Sans surprise, un premier constat se dégage : les Jeux olympiques attirent bien davantage les vedettes NBA. Il semble évident que la proximité entre cette Coupe du monde et les JO de Tokyo, qui aura lieu l’année suivante, a eu un impact sur les joueurs. Zapper la Chine pour mieux se rendre au Japon ? C’est une perspective imaginée par Stephen Curry ou LeBron James.
Un « coaching staff » pourtant exceptionnel
Le tableau fait également remarquer que Team USA 2019 dispose d’une force de frappe théorique comparable à la période noire des sélections américaines : de 1998 à 2006. Une quasi-décennie marquée par des déconvenues historiques pour le basket américain, sur la scène internationale. « C’est de l’histoire ancienne », assurait il y a un an Jerry Colangelo, se félicitant de l’hégémonie retrouvée.
Ce dernier a été le principal acteur de la restructuration de « USA Basketball ». Un travail sur le long terme qui s’incarne aujourd’hui avec un « coaching staff » exceptionnel : Gregg Popovich en coach principal, assisté par Steve Kerr et Jay Wright. Difficile de faire mieux en la matière, mais argument insuffisant donc pour la plupart des gros noms de la ligue.
Damian Lillard « snobe » après avoir été snobé…
L’approche des JO ? On peut voir la chose dans l’autre sens : la Coupe du monde est une occasion de porter le maillot américain alors que la compétition olympique, davantage convoitée, fait multiplier les candidatures et donc les potentiels déçus.
C’est d’ailleurs assez ironique de rappeler que Damian Lillard, qui vient de faire l’impasse sur l’équipe, avait été évincé de l’effectif en 2014 puis non-sélectionné pour les JO 2016… “C’est toujours un de mes objectifs en carrière, de jouer pour cette équipe », assurait à l’époque celui qui aurait pu rayonner sur la sélection d’aujourd’hui.

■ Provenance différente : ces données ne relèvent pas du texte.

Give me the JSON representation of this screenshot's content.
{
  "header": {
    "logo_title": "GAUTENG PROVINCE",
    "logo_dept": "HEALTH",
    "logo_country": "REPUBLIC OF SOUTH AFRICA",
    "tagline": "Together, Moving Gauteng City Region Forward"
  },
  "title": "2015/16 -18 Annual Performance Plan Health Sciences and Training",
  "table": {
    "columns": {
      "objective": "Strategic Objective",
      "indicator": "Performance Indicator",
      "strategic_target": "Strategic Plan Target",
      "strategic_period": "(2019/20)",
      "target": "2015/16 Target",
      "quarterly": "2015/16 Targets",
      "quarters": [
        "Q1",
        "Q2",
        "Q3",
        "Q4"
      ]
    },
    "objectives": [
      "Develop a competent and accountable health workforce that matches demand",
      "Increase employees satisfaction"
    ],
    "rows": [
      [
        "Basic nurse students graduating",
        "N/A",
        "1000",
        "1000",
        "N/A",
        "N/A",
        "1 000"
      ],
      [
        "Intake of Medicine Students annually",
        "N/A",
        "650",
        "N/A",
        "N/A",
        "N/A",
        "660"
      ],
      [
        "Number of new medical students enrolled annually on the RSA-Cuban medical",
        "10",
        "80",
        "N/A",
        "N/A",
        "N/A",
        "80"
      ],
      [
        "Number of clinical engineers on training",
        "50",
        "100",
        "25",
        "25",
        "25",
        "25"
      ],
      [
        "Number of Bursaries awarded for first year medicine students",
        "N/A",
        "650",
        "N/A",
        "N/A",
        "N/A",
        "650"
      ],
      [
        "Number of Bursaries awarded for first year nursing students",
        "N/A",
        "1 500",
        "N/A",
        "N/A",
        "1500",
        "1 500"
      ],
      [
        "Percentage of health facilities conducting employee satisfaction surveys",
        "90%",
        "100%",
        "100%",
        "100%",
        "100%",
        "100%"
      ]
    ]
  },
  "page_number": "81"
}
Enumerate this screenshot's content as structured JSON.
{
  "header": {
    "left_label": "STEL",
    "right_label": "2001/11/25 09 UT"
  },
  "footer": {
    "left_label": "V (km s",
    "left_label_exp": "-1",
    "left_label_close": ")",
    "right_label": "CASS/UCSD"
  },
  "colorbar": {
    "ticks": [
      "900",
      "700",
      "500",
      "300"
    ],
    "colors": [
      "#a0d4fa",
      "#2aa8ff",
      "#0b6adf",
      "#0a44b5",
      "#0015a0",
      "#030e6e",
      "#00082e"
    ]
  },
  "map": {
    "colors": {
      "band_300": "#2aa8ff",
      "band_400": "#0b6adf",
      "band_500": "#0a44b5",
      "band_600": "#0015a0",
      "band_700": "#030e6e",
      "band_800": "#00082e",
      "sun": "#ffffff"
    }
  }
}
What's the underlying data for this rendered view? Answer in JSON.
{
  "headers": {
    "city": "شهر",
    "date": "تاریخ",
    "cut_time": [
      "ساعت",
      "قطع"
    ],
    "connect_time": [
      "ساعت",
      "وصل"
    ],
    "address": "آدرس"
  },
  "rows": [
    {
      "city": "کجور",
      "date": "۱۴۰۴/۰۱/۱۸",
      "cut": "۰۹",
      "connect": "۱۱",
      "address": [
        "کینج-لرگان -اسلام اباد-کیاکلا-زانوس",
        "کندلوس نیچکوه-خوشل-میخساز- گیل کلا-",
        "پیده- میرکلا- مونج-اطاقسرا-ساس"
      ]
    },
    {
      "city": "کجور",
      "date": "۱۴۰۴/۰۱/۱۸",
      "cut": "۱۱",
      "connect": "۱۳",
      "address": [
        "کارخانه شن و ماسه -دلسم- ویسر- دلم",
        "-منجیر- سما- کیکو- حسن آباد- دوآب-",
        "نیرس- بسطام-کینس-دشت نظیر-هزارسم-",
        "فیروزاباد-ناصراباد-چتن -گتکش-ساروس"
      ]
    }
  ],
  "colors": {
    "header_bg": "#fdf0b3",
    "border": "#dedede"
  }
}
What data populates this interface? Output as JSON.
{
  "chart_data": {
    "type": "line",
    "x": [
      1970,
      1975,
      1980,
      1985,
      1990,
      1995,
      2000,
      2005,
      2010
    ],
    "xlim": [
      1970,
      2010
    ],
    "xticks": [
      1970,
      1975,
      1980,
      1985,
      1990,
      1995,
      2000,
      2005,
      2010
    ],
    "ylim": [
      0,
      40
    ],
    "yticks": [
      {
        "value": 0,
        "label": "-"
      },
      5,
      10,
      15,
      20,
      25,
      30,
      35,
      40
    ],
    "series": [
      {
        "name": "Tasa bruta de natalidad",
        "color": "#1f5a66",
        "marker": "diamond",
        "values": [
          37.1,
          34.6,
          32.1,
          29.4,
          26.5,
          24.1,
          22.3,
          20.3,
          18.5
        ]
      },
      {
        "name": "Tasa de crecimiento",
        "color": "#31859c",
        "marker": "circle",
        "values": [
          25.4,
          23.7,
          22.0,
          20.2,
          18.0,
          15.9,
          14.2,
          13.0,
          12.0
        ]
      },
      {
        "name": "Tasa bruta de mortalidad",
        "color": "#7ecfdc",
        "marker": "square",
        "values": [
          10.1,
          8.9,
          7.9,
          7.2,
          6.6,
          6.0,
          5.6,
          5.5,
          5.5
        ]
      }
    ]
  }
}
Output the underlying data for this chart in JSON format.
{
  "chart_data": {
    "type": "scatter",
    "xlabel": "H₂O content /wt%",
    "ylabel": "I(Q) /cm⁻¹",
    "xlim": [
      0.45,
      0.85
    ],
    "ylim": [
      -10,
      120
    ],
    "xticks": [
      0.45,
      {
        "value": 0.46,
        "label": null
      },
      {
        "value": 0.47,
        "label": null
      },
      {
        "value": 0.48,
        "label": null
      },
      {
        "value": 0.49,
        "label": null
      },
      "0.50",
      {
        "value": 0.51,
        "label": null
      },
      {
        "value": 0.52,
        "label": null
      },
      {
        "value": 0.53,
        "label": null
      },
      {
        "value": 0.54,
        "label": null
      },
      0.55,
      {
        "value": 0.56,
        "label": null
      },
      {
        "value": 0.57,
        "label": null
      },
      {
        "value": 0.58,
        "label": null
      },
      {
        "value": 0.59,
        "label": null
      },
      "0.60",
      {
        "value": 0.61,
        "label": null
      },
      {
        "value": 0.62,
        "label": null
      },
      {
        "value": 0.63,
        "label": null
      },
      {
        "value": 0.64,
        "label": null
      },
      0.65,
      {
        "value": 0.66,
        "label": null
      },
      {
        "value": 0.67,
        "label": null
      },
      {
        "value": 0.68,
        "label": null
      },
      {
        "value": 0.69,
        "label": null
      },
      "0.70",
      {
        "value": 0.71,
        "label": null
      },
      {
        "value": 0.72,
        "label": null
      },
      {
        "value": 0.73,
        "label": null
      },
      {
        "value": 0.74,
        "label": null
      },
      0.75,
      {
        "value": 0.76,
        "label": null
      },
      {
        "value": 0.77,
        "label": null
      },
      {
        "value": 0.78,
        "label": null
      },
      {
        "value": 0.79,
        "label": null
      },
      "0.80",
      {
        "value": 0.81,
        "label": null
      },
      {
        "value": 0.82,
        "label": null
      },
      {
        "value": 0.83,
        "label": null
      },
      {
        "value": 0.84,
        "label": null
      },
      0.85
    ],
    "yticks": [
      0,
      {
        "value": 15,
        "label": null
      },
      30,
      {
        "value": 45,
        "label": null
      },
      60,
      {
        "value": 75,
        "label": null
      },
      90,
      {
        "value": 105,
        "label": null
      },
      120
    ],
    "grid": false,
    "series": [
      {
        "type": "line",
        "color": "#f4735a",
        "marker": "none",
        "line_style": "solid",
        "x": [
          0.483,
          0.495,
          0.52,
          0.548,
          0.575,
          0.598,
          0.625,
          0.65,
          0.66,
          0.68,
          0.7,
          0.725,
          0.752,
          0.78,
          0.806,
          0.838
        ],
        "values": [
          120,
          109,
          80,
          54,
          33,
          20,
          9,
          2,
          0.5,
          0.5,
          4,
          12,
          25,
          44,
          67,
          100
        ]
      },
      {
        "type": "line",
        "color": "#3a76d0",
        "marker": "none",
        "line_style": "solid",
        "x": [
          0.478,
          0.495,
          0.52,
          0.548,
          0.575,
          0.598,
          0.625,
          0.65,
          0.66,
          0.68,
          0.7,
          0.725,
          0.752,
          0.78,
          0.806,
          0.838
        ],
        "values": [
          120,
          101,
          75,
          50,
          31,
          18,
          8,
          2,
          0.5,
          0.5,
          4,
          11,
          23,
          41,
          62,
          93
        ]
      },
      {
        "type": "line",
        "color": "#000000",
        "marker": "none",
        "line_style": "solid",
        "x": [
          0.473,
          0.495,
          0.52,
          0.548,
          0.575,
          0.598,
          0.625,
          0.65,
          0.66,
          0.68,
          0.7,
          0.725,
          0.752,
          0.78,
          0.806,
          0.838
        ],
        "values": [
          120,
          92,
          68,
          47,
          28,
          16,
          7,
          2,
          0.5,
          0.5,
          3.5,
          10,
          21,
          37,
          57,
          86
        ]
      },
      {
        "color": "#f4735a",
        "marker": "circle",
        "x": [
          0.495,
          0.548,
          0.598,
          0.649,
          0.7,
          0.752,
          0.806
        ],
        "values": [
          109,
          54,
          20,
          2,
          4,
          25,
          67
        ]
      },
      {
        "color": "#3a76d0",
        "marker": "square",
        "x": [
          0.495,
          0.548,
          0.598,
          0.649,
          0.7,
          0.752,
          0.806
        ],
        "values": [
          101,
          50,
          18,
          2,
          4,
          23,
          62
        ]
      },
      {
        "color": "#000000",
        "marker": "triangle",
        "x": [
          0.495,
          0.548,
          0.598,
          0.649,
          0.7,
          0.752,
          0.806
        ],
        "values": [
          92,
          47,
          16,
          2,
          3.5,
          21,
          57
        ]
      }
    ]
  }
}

Autre donnée qui peut surprendre avec ces défections en masse, c’est le lieu de la compétition : la Chine. Un marché chinois de plus en plus dynamique et qui ne cesse de faire saliver la grande ligue. On imagine que certains équipementiers ou sponsors auraient été ravis de voir leurs vedettes briller là-bas… À moins que, encore une fois, l’idée de se rendre au Japon l’année suivante ne suffise pour toucher la communauté asiatique.
La ligue déboussolée par une folle intersaison
Alors que des têtes d’affiche comme Rudy Gobert, Nikola Jokic ou bien sûr Giannis Antetokounmpo porteront le maillot national, les stars américaines ont fait savoir que leur priorité était leur situation en club. Raison la plus fréquemment invoquée par les absents. Cet argument se tient dans la mesure où la ligue vient de connaître une « free agency » historique.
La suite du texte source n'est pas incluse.